Ministério Público pede impugnação de Arruda e diz que ele está inelegível

Da redação do Conectado ao Poder

Procurador afirma que ex-governador cumpre condenações que impedem candidatura ao governo do Distrito Federal

O Ministério Público Federal, por meio da Procuradoria Regional Eleitoral no Distrito Federal, apresentou pedido de impugnação ao registro de candidatura de José Roberto Arruda (PSD) ao Governo do Distrito Federal. O procurador Francisco Guilherme Vollstedt Bastos afirmou que Arruda “é inelegível”, conforme sete sentenças condenatórias por improbidade administrativa, seis delas confirmadas em segunda instância. O pedido foi encaminhado ao Tribunal Regional Eleitoral do Distrito Federal.
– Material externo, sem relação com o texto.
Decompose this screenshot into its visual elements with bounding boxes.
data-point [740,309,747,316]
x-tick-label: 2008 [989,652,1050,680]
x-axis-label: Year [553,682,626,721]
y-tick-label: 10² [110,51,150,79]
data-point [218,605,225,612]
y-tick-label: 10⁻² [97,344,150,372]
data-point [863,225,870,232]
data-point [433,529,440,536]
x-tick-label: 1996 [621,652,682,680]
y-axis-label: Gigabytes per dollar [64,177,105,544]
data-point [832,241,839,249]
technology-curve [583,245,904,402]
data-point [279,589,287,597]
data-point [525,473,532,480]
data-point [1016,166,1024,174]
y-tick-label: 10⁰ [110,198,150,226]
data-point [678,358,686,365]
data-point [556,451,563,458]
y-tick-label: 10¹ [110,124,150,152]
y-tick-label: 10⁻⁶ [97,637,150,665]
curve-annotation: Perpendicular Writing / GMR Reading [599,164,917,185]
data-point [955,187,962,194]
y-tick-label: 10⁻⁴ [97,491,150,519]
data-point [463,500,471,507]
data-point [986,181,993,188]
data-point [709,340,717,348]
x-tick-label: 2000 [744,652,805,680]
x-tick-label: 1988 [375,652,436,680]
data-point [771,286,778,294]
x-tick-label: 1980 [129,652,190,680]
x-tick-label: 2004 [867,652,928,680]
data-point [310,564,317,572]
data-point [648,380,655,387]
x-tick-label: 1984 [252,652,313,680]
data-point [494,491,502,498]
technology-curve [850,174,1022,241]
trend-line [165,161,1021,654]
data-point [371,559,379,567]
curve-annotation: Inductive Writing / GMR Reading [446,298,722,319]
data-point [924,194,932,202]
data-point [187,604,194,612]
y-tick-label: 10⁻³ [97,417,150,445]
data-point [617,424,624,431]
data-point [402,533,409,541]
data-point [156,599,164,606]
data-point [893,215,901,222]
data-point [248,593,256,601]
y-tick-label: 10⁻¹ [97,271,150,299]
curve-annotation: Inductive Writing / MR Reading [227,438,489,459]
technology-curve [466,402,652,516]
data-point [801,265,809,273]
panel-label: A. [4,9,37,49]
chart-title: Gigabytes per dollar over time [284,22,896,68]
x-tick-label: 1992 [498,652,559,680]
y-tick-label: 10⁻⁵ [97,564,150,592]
Segundo o procurador, as condenações imputadas a Arruda caracterizaram lesão ao patrimônio público e enriquecimento ilícito. Bastos enfatizou que a contagem do prazo de inelegibilidade segue o artigo 1º, parágrafo 8º, da Lei Complementar nº 64/90, o que impede a candidatura até 2030. O Ministério Público destacou que a flexibilização recente da Lei da Ficha Limpa não retroage e, portanto, não afeta a situação do ex-governador.

O procurador acrescentou que as condenações de Arruda não tratam de fatos ímprobos conexos e todas foram confirmadas pelo Tribunal de Justiça do Distrito Federal em órgão colegiado. Na impugnação, o Ministério Público requer que o pedido de registro de candidatura seja indeferido ou que, se houver eleição e diplomação, o diploma seja posteriormente cancelado, caso sejam reconhecidos os impedimentos.

José Roberto Arruda argumenta que está elegível, baseando-se na flexibilização recente da Lei da Ficha Limpa, que prevê teto de oito anos para casos de condenações sucessivas por atos conexos. Em nota, afirmou: “Registrei minha candidatura dentro da lei, portanto, não vejo nenhuma possibilidade de prosperar qualquer pedido de impugnação da minha candidatura. Esses pedidos já eram esperados, faz parte do jogo. Confio na Justiça e ao fim quem vai decidir é o voto da população.”